Electric Vehicles

The Dark Side of Green: Drawbacks of Purchasing Environmental Friendly Vehicles

There’s no denying the latest growing automotive trend of “green” vehicles (hybrid, electric, battery, or other alternative fuel). From the Federal Government to your next door neighbor, odds are that you know of at least one person who owns a “green” vehicle. With substantial incentives from automakers and the government, it’s no wonder “green” vehicles are becoming such a popular commodity.

There are a host of advantages to owning a “green” vehicle. They help reduce emissions in the atmosphere as well as reducing air pollutants by using alternative low/no emissions emitting “engines”. They play a significant role in breaking free from foreign oil dependence by using a combination of or no fossil fuels for power. Also, “green” vehicles get great gas mileage and more recently, haven’t been looking too bad on the showroom floor.

So what’s not to like about “green” vehicles? Just like any new product that is released to the public, inherently, some contingencies will likely arise. “Green” vehicle makers in fact have already received a plethora of complaints concerning the operation of their “green” vehicles. Ranging from personal to governmental complaints, automakers have their hands full dealing with several issues as their newest models of “green” vehicles are being designed and released to the public.

Similar to many trends that gain popularity, discrepancies generally arise between what people have heard and the actual truth. Yet as rumors concerning the issues with “green” vehicles continue to spread, the public opinion still appears favorable. Although sales continue to rise, currently “green” vehicles account for only about.6% of all passenger vehicles registered in the U.S.

So why are so many people still waiting to purchase their first “green” vehicle?

First, one of the major obstacles preventing the general public from jumping head first into purchasing their own “green” vehicle is the price barrier. The average upfront cost of purchasing a “green” vehicle is approximately $3,000 to $7,000 more than a comparable gasoline vehicle. Though some state government incentives can aid in offsetting the additional cost, not all do and many consumers are simply afraid to spend that amount of money upfront.

To offset the high purchasing price of “green” vehicles, their alternative fueling sources are in effect much less expensive. Time is money to many Americans. Many consumers feel that fueling could become more of a nuisance than a convenience actually negating the offset in fueling costs.

Many of the “green” vehicles use specialized alternative fueling stations, which are currently few and far between.
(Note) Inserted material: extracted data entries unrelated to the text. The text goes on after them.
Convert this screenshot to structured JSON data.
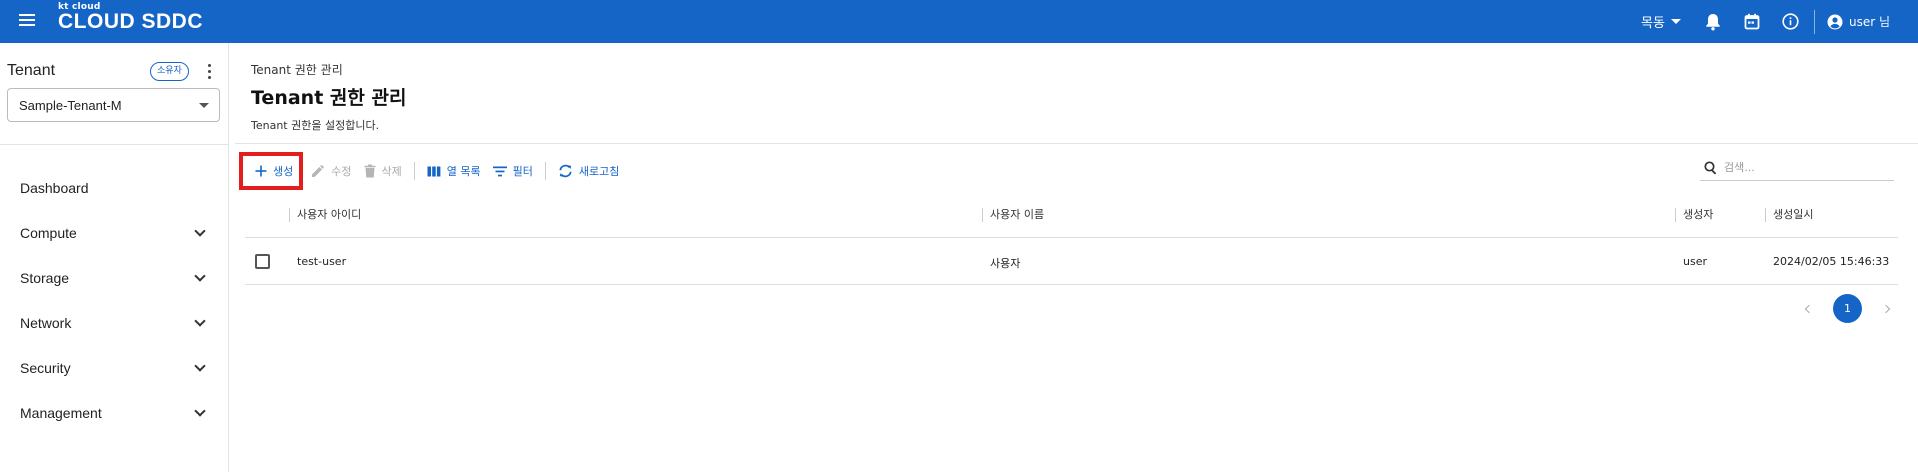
{
  "header": {
    "logo_small": "kt cloud",
    "logo_big": "CLOUD SDDC",
    "region": "목동",
    "user": "user 님"
  },
  "sidebar": {
    "title": "Tenant",
    "owner_badge": "소유자",
    "tenant_selected": "Sample-Tenant-M",
    "items": [
      {
        "label": "Dashboard",
        "expandable": false
      },
      {
        "label": "Compute",
        "expandable": true
      },
      {
        "label": "Storage",
        "expandable": true
      },
      {
        "label": "Network",
        "expandable": true
      },
      {
        "label": "Security",
        "expandable": true
      },
      {
        "label": "Management",
        "expandable": true
      }
    ]
  },
  "main": {
    "breadcrumb": "Tenant 권한 관리",
    "title": "Tenant 권한 관리",
    "description": "Tenant 권한을 설정합니다.",
    "toolbar": {
      "create": "생성",
      "edit": "수정",
      "delete": "삭제",
      "columns": "열 목록",
      "filter": "필터",
      "refresh": "새로고침"
    },
    "search_placeholder": "검색...",
    "table": {
      "columns": [
        "사용자 아이디",
        "사용자 이름",
        "생성자",
        "생성일시"
      ],
      "rows": [
        [
          "test-user",
          "사용자",
          "user",
          "2024/02/05 15:46:33"
        ]
      ]
    },
    "pagination": {
      "current": "1"
    }
  },
  "colors": {
    "primary": "#1565c7",
    "highlight": "#e41d1d"
  }
}
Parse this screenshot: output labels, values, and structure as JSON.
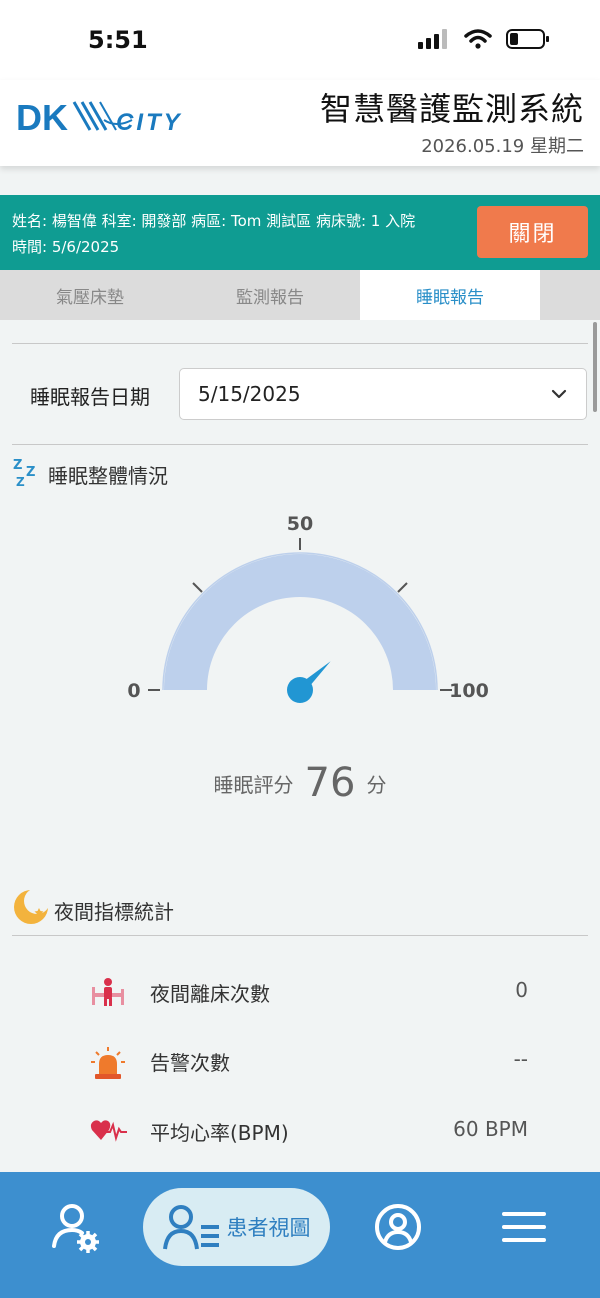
{
  "status_bar": {
    "time": "5:51"
  },
  "header": {
    "logo_text": "DK CITY",
    "system_title": "智慧醫護監測系統",
    "date": "2026.05.19 星期二"
  },
  "patient": {
    "line1": "姓名: 楊智偉 科室: 開發部 病區: Tom 測試區 病床號: 1 入院",
    "line2": "時間: 5/6/2025",
    "close_label": "關閉"
  },
  "tabs": [
    {
      "label": "氣壓床墊",
      "active": false
    },
    {
      "label": "監測報告",
      "active": false
    },
    {
      "label": "睡眠報告",
      "active": true
    }
  ],
  "report_date": {
    "label": "睡眠報告日期",
    "value": "5/15/2025"
  },
  "sleep_overall": {
    "title": "睡眠整體情況",
    "gauge": {
      "min_label": "0",
      "mid_label": "50",
      "max_label": "100",
      "min": 0,
      "max": 100,
      "value": 76
    },
    "score_label": "睡眠評分",
    "score_value": "76",
    "score_unit": "分"
  },
  "night_stats": {
    "title": "夜間指標統計",
    "items": [
      {
        "label": "夜間離床次數",
        "value": "0",
        "icon": "bed-exit-icon"
      },
      {
        "label": "告警次數",
        "value": "--",
        "icon": "alarm-siren-icon"
      },
      {
        "label": "平均心率(BPM)",
        "value": "60 BPM",
        "icon": "heart-rate-icon"
      }
    ]
  },
  "bottom_nav": {
    "active_label": "患者視圖",
    "items": [
      "user-settings-icon",
      "patient-view-icon",
      "profile-icon",
      "menu-icon"
    ]
  },
  "colors": {
    "banner": "#0f9c92",
    "close_button": "#f07a4c",
    "active_tab_text": "#2a8fc8",
    "gauge_arc": "#bdd0ec",
    "needle": "#2196d3",
    "bottom_nav": "#3d8fcf"
  }
}
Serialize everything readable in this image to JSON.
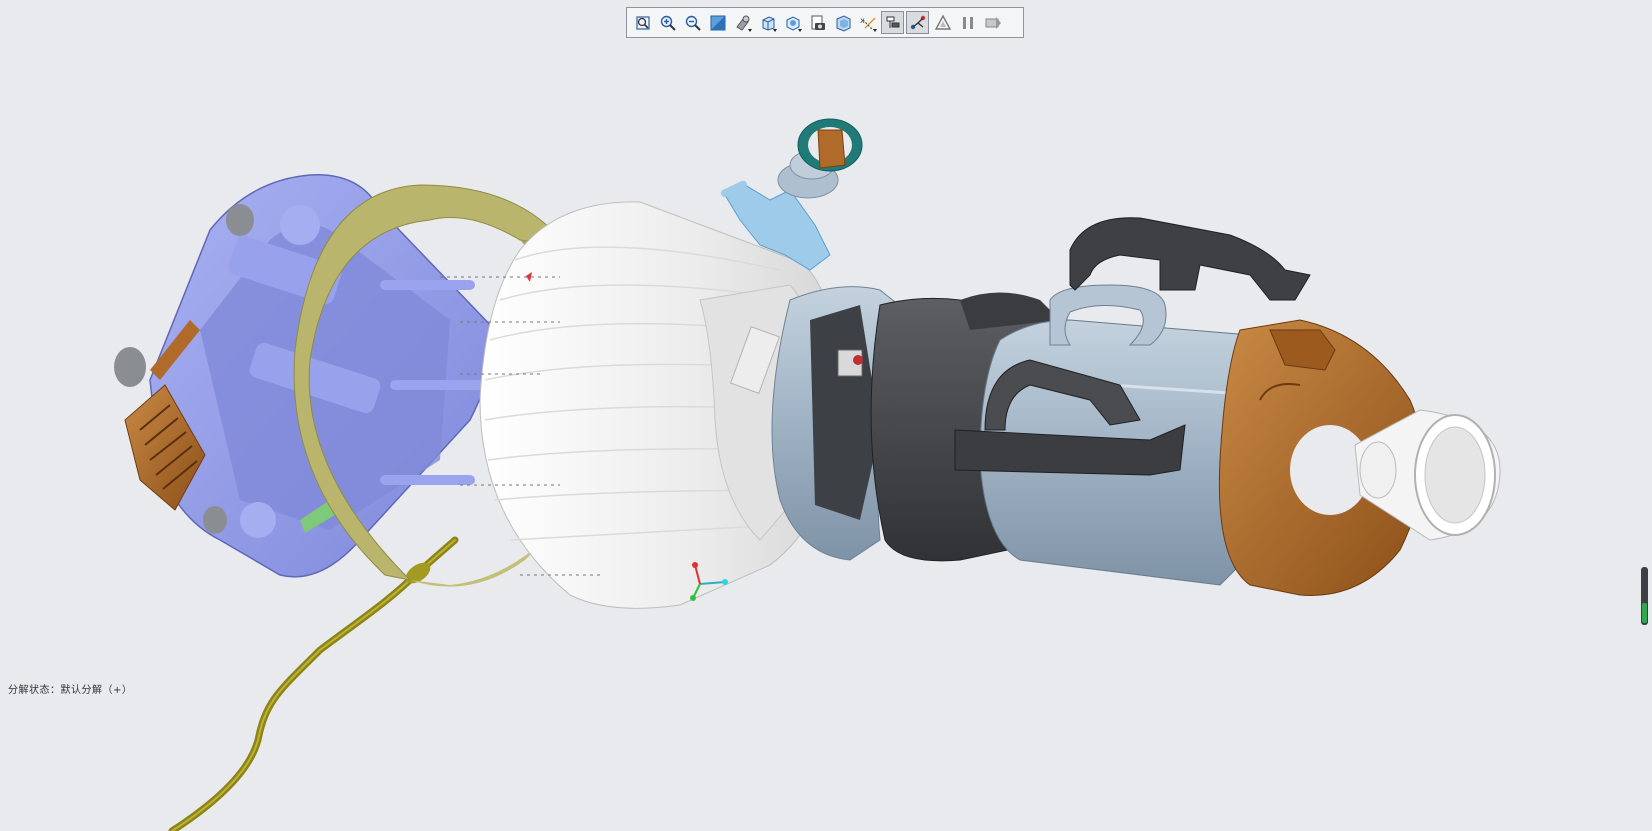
{
  "toolbar": {
    "buttons": [
      {
        "name": "zoom-fit-button",
        "icon": "zoom-fit-icon"
      },
      {
        "name": "zoom-in-button",
        "icon": "zoom-in-icon"
      },
      {
        "name": "zoom-out-button",
        "icon": "zoom-out-icon"
      },
      {
        "name": "section-button",
        "icon": "section-icon"
      },
      {
        "name": "display-style-button",
        "icon": "display-style-icon",
        "dropdown": true
      },
      {
        "name": "named-view-button",
        "icon": "view-cube-icon",
        "dropdown": true
      },
      {
        "name": "view-orientation-button",
        "icon": "orientation-icon",
        "dropdown": true
      },
      {
        "name": "snapshot-button",
        "icon": "camera-icon"
      },
      {
        "name": "perspective-button",
        "icon": "perspective-icon"
      },
      {
        "name": "datum-display-button",
        "icon": "datum-icon",
        "dropdown": true
      },
      {
        "name": "explode-view-button",
        "icon": "explode-icon",
        "active": true
      },
      {
        "name": "offset-lines-button",
        "icon": "offset-lines-icon",
        "active": true
      },
      {
        "name": "annotation-button",
        "icon": "triangle-icon"
      },
      {
        "name": "pause-button",
        "icon": "pause-icon"
      },
      {
        "name": "spin-center-button",
        "icon": "spin-center-icon"
      }
    ]
  },
  "status": {
    "text": "分解状态：默认分解（+）"
  },
  "colors": {
    "background": "#e9eaed",
    "blue_part": "#8f9ae8",
    "olive_band": "#b8b46a",
    "white_housing": "#f2f2f2",
    "dark_part": "#4a4c50",
    "steel_part": "#a8b8c8",
    "bronze_part": "#b06a2a",
    "teal_part": "#1f7a78",
    "cable": "#9a8f15"
  },
  "zoom_indicator": {
    "level": 0.35
  }
}
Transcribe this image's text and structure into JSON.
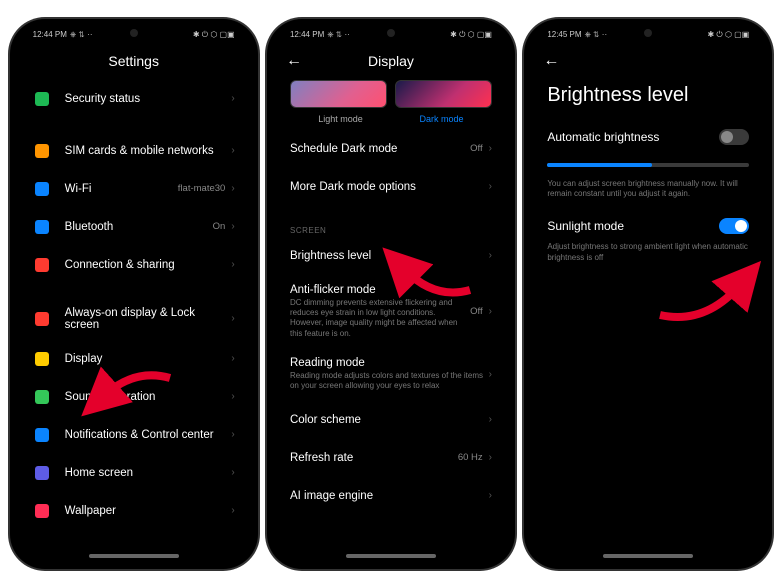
{
  "status": {
    "time1": "12:44 PM",
    "time2": "12:44 PM",
    "time3": "12:45 PM",
    "indicators_left": "⎈ ⇅ ··",
    "indicators_right": "✱ ⏻ ⬡ ▢▣"
  },
  "screen1": {
    "title": "Settings",
    "items": [
      {
        "icon": "shield-icon",
        "color": "#1db954",
        "label": "Security status",
        "value": ""
      },
      {
        "gap": true
      },
      {
        "icon": "sim-icon",
        "color": "#ff9500",
        "label": "SIM cards & mobile networks",
        "value": ""
      },
      {
        "icon": "wifi-icon",
        "color": "#0a84ff",
        "label": "Wi-Fi",
        "value": "flat-mate30"
      },
      {
        "icon": "bluetooth-icon",
        "color": "#0a84ff",
        "label": "Bluetooth",
        "value": "On"
      },
      {
        "icon": "link-icon",
        "color": "#ff3b30",
        "label": "Connection & sharing",
        "value": ""
      },
      {
        "gap": true
      },
      {
        "icon": "lock-icon",
        "color": "#ff3b30",
        "label": "Always-on display & Lock screen",
        "value": ""
      },
      {
        "icon": "sun-icon",
        "color": "#ffcc00",
        "label": "Display",
        "value": ""
      },
      {
        "icon": "sound-icon",
        "color": "#34c759",
        "label": "Sound & vibration",
        "value": ""
      },
      {
        "icon": "notif-icon",
        "color": "#0a84ff",
        "label": "Notifications & Control center",
        "value": ""
      },
      {
        "icon": "home-icon",
        "color": "#5e5ce6",
        "label": "Home screen",
        "value": ""
      },
      {
        "icon": "wallpaper-icon",
        "color": "#ff2d55",
        "label": "Wallpaper",
        "value": ""
      }
    ]
  },
  "screen2": {
    "title": "Display",
    "mode_light": "Light mode",
    "mode_dark": "Dark mode",
    "rows": [
      {
        "label": "Schedule Dark mode",
        "value": "Off",
        "desc": ""
      },
      {
        "label": "More Dark mode options",
        "value": "",
        "desc": ""
      }
    ],
    "section": "Screen",
    "rows2": [
      {
        "label": "Brightness level",
        "value": "",
        "desc": ""
      },
      {
        "label": "Anti-flicker mode",
        "value": "Off",
        "desc": "DC dimming prevents extensive flickering and reduces eye strain in low light conditions. However, image quality might be affected when this feature is on."
      },
      {
        "label": "Reading mode",
        "value": "",
        "desc": "Reading mode adjusts colors and textures of the items on your screen allowing your eyes to relax"
      },
      {
        "label": "Color scheme",
        "value": "",
        "desc": ""
      },
      {
        "label": "Refresh rate",
        "value": "60 Hz",
        "desc": ""
      },
      {
        "label": "AI image engine",
        "value": "",
        "desc": ""
      }
    ]
  },
  "screen3": {
    "title": "Brightness level",
    "auto_label": "Automatic brightness",
    "auto_on": false,
    "slider_pct": 52,
    "caption": "You can adjust screen brightness manually now. It will remain constant until you adjust it again.",
    "sunlight_label": "Sunlight mode",
    "sunlight_on": true,
    "caption2": "Adjust brightness to strong ambient light when automatic brightness is off"
  }
}
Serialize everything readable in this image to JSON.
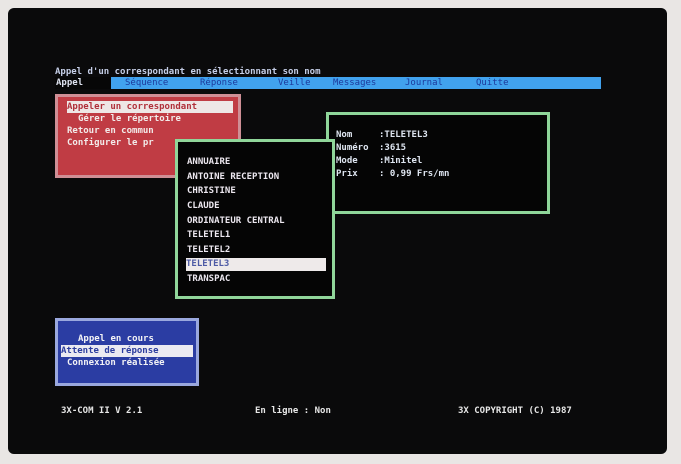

Home charging stations are becoming more readily available for Electric Vehicles, but they are still slow to charge and also have a high upfront cost.
Beyond cost, many consumers fear a huge degradation in performance when switching from a full-gasoline engine to a “green” vehicle. Many electric vehicles are being designed for city use limiting their range to around 100 miles. Other types of “green” vehicles get amazing gas mileage and distance, but their acceleration and top speeds lack considerably, although with technologies aid, this is becoming less and less of an issue.

Lastly, an issue that has more recently gained momentum with help from the Federal Government, concerns the vehicles audible operating sound; or its lack there of. Replacing or downsizing and combining gasoline engines with electric engines has lead to a severe reduction in operating noise. Initially this may have appeared to be a benefit, but for pedestrians and bicyclists alike, the silence inherently births rise to danger.

A recent study released by The National Highway Traffic Safety Administration stated that “green” vehicles have a significantly higher risk of accidents involving pedestrians or cyclists, especially when traveling at low speeds in urban areas. This is ironic due to the fact that a slow-paced crowded atmosphere (such as the urban city) is the ideal situation some “green” vehicles have been specifically designed around. This sort of Catch 22 has spurred legislation that could intrinsically give the U.S. Department of Transportation considerable oversight of automotive safety and recall issues.

Although there are still numerous barriers for a majority of the population to enter the “green” vehicle market, as “green” vehicles continue to grow in popularity, these barriers will begin to dwindle. With the backing of the Federal Government, practically every major automaker, and “green” advocates alike, all signs point towards the inevitable future where the face of the auto industry is transforming into a greener tomorrow.